To formulate strategies for controlling herbicide resistance in Italian ryegrass (Lolium multiflorum Lam.), the selective pressures acting on wild Italian ryegrass populations to encourage evolution of resistance must be identified. Field and greenhouse experiments were conducted in 1990 to 1992 to compare the seedling emergence patterns of diclofopmethyl-resistant and susceptible Italian ryegrass. Timing of seedling emergence in full sunlight differed for the two biotypes. In general, the herbicide-susceptible biotype emerged earlier than the resistant biotype. Greatest emergence for the susceptible biotype was in August and September, the period prior to typical winter cereal crop sowing. Soil shading enhanced resistant seedling emergence during August and September, suggesting that soil temperature plays an important role in regulating seed germination of this biotype. Before current-year seed shed, the seed bank in the experimental plots was found to contain three times as many viable resistant seeds as susceptible seeds.

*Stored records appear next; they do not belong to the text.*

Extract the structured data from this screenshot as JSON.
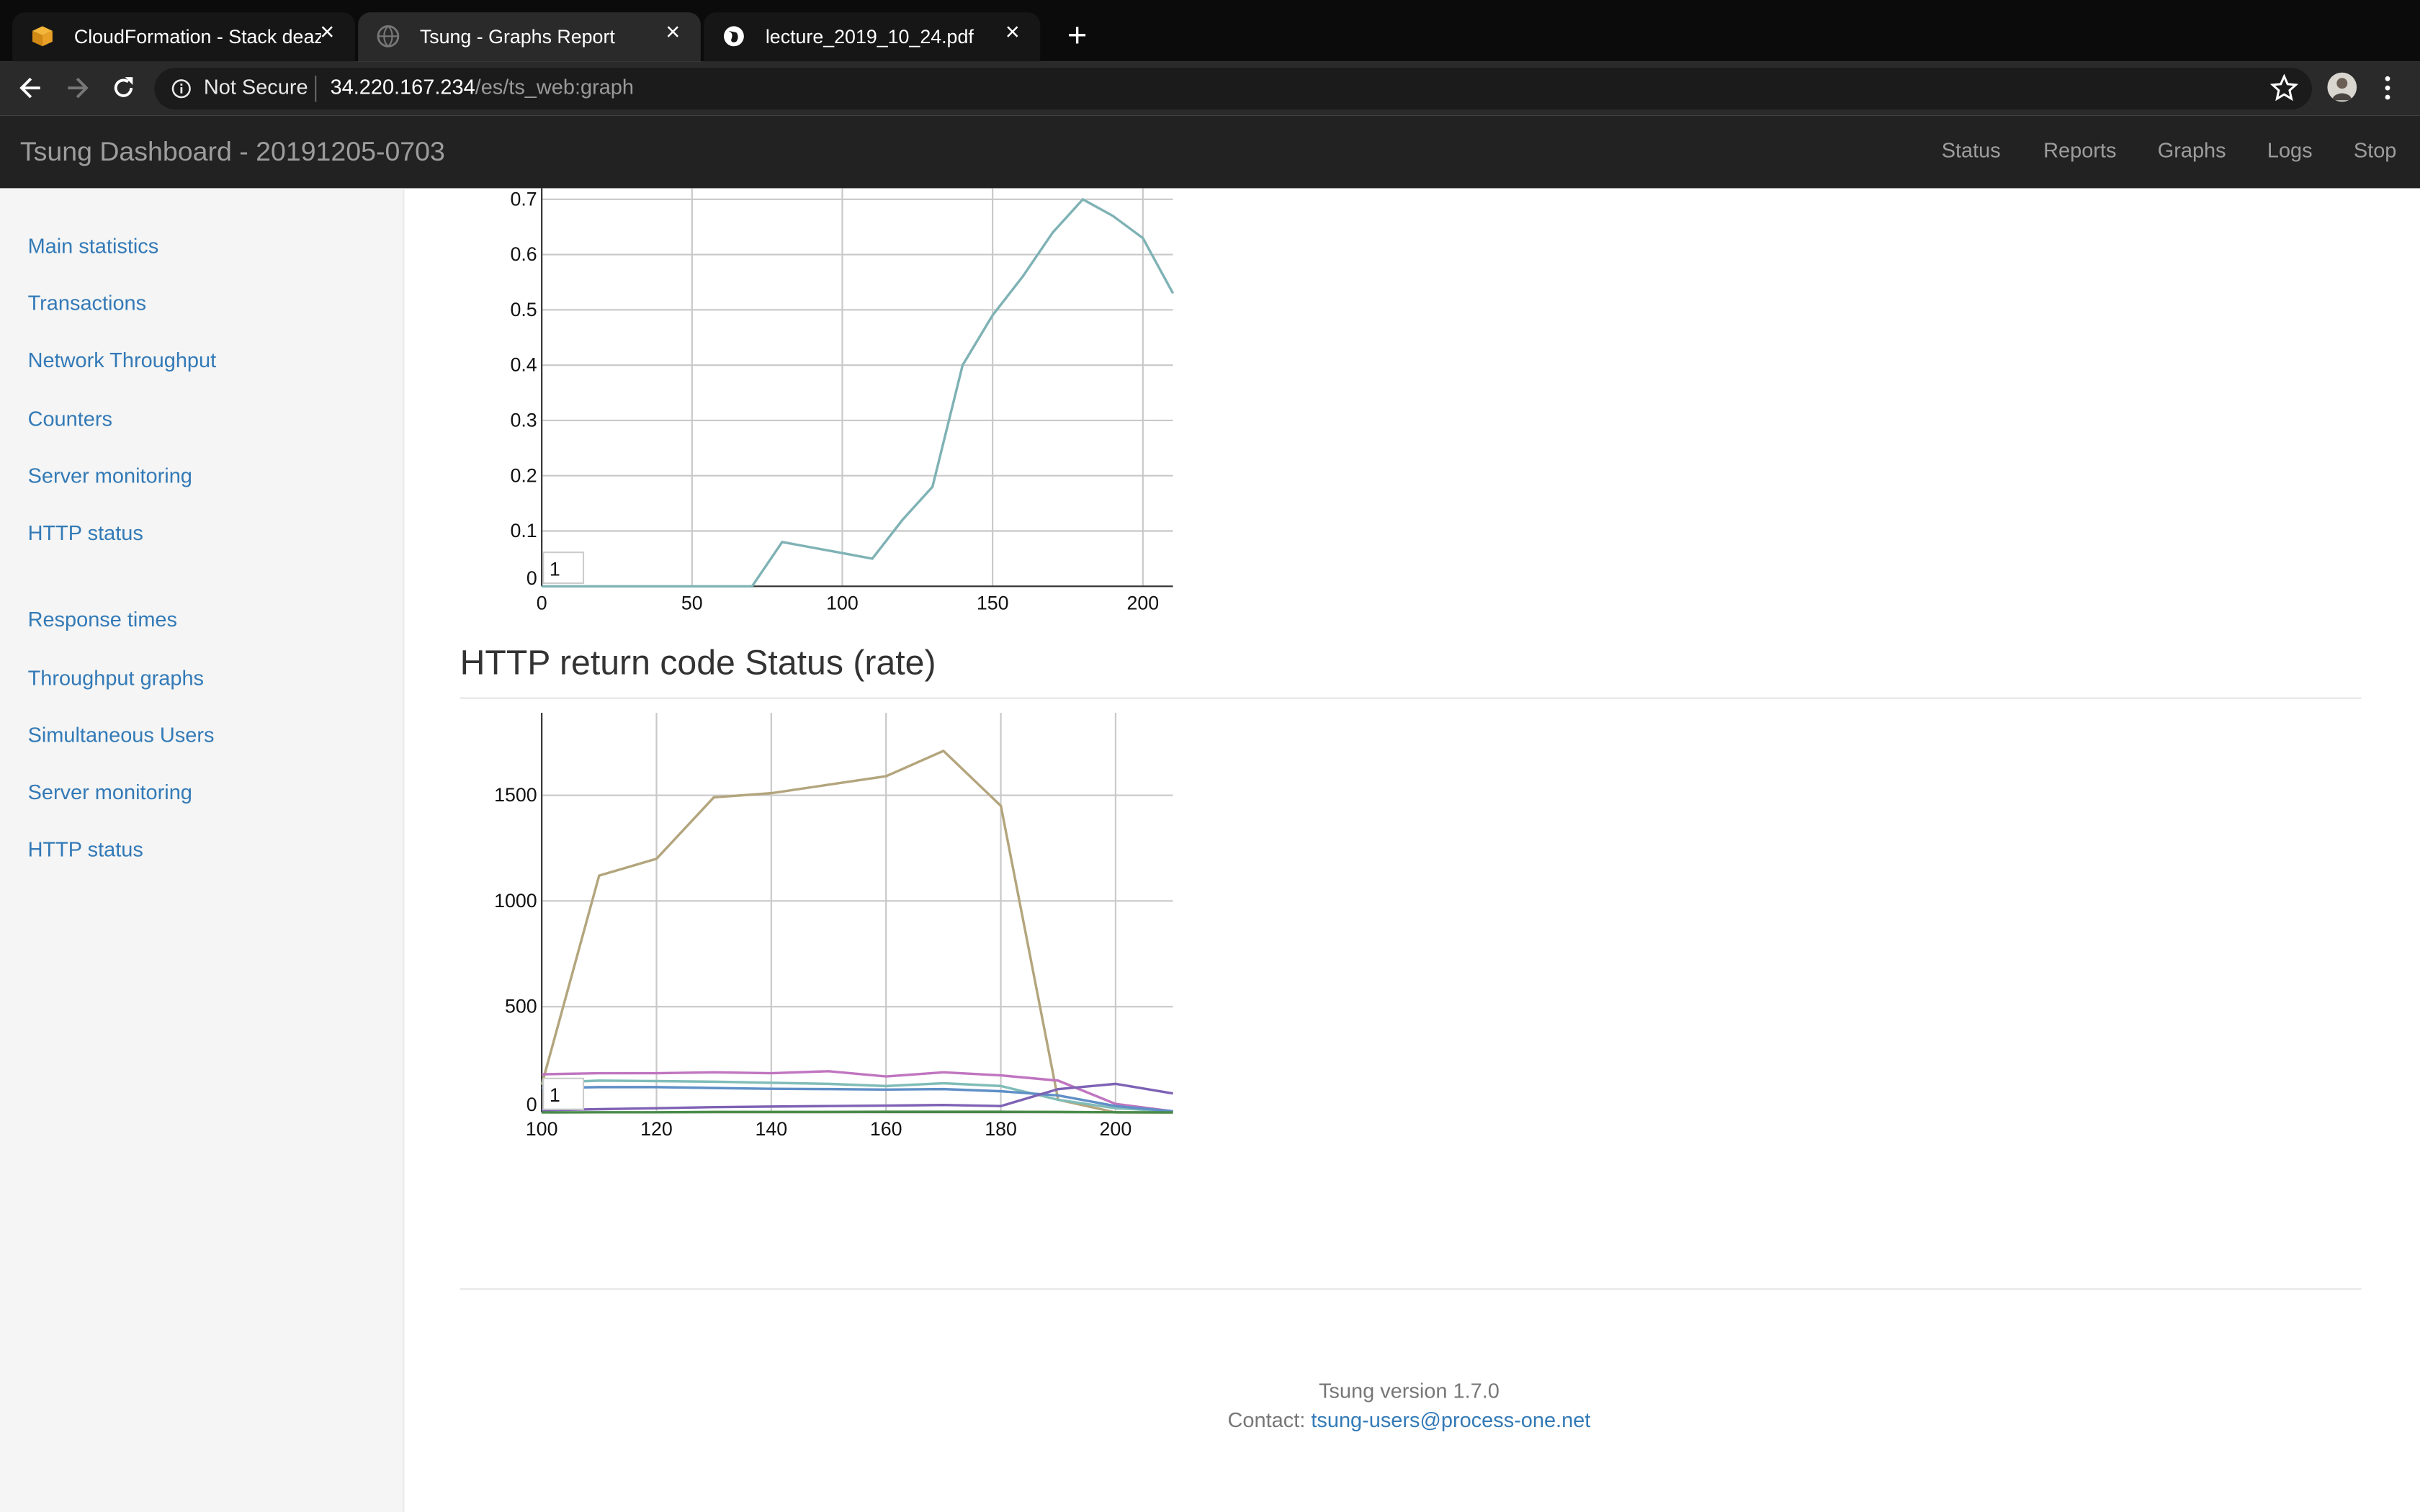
{
  "browser": {
    "tabs": [
      {
        "title": "CloudFormation - Stack deazySt",
        "active": false,
        "icon": "aws-box-icon"
      },
      {
        "title": "Tsung - Graphs Report",
        "active": true,
        "icon": "globe-icon"
      },
      {
        "title": "lecture_2019_10_24.pdf",
        "active": false,
        "icon": "globe-icon"
      }
    ],
    "security_label": "Not Secure",
    "url_host": "34.220.167.234",
    "url_path": "/es/ts_web:graph"
  },
  "app": {
    "brand": "Tsung Dashboard - 20191205-0703",
    "nav": [
      "Status",
      "Reports",
      "Graphs",
      "Logs",
      "Stop"
    ]
  },
  "sidebar": {
    "group1": [
      "Main statistics",
      "Transactions",
      "Network Throughput",
      "Counters",
      "Server monitoring",
      "HTTP status"
    ],
    "group2": [
      "Response times",
      "Throughput graphs",
      "Simultaneous Users",
      "Server monitoring",
      "HTTP status"
    ]
  },
  "section_title": "HTTP return code Status (rate)",
  "footer": {
    "version": "Tsung version 1.7.0",
    "contact_label": "Contact:",
    "contact_email": "tsung-users@process-one.net"
  },
  "chart_data": [
    {
      "type": "line",
      "title": "",
      "xlim": [
        0,
        210
      ],
      "ylim": [
        0,
        0.72
      ],
      "xticks": [
        0,
        50,
        100,
        150,
        200
      ],
      "yticks": [
        0,
        0.1,
        0.2,
        0.3,
        0.4,
        0.5,
        0.6,
        0.7
      ],
      "ytick_labels": [
        "0",
        "0.1",
        "0.2",
        "0.3",
        "0.4",
        "0.5",
        "0.6",
        "0.7"
      ],
      "grid": true,
      "legend": [
        "1"
      ],
      "series": [
        {
          "color": "#7fb2b5",
          "x": [
            0,
            10,
            20,
            30,
            40,
            50,
            60,
            70,
            80,
            90,
            100,
            110,
            120,
            130,
            140,
            150,
            160,
            170,
            180,
            190,
            200,
            210
          ],
          "y": [
            0,
            0,
            0,
            0,
            0,
            0,
            0,
            0,
            0.08,
            0.07,
            0.06,
            0.05,
            0.12,
            0.18,
            0.4,
            0.49,
            0.56,
            0.64,
            0.7,
            0.67,
            0.63,
            0.53
          ]
        }
      ]
    },
    {
      "type": "line",
      "title": "",
      "xlim": [
        100,
        210
      ],
      "ylim": [
        0,
        1890
      ],
      "xticks": [
        100,
        120,
        140,
        160,
        180,
        200
      ],
      "yticks": [
        0,
        500,
        1000,
        1500
      ],
      "ytick_labels": [
        "0",
        "500",
        "1000",
        "1500"
      ],
      "grid": true,
      "legend": [
        "1"
      ],
      "series": [
        {
          "color": "#b3a57d",
          "x": [
            100,
            110,
            120,
            130,
            140,
            150,
            160,
            170,
            180,
            190,
            200,
            210
          ],
          "y": [
            130,
            1120,
            1200,
            1490,
            1510,
            1550,
            1590,
            1710,
            1450,
            60,
            0,
            0
          ]
        },
        {
          "color": "#c075c0",
          "x": [
            100,
            110,
            120,
            130,
            140,
            150,
            160,
            170,
            180,
            190,
            200,
            210
          ],
          "y": [
            180,
            185,
            185,
            190,
            185,
            195,
            170,
            190,
            175,
            150,
            40,
            5
          ]
        },
        {
          "color": "#80bcb8",
          "x": [
            100,
            110,
            120,
            130,
            140,
            150,
            160,
            170,
            180,
            190,
            200,
            210
          ],
          "y": [
            140,
            150,
            148,
            145,
            140,
            135,
            125,
            138,
            125,
            60,
            20,
            5
          ]
        },
        {
          "color": "#5f8fc7",
          "x": [
            100,
            110,
            120,
            130,
            140,
            150,
            160,
            170,
            180,
            190,
            200,
            210
          ],
          "y": [
            115,
            120,
            120,
            115,
            112,
            110,
            108,
            110,
            100,
            80,
            30,
            5
          ]
        },
        {
          "color": "#7e62b5",
          "x": [
            100,
            110,
            120,
            130,
            140,
            150,
            160,
            170,
            180,
            190,
            200,
            210
          ],
          "y": [
            10,
            15,
            20,
            25,
            28,
            30,
            32,
            35,
            30,
            110,
            135,
            90
          ]
        },
        {
          "color": "#4a8b4a",
          "x": [
            100,
            110,
            120,
            130,
            140,
            150,
            160,
            170,
            180,
            190,
            200,
            210
          ],
          "y": [
            0,
            1,
            1,
            2,
            2,
            2,
            3,
            3,
            3,
            2,
            1,
            0
          ]
        }
      ]
    }
  ]
}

In a corroborating experiment, we found that Italian ryegrass seeds with a greater degree of dormancy were more likely to be herbicide resistant than those with a lesser degree of dormancy. Our results support the hypothesis that the timing of field tillages and herbicide use is a selective force for increasing seed dormancy and thus for changing seedling emergence patterns as herbicide-resistant Italian ryegrass weed populations evolve. The linkage between changes in seed dormancy and herbicide resistance traits has ecological and agronomical implications.

Paper no. 2888 of the Forest Res. Lab., Oregon State Univ., Corvallis.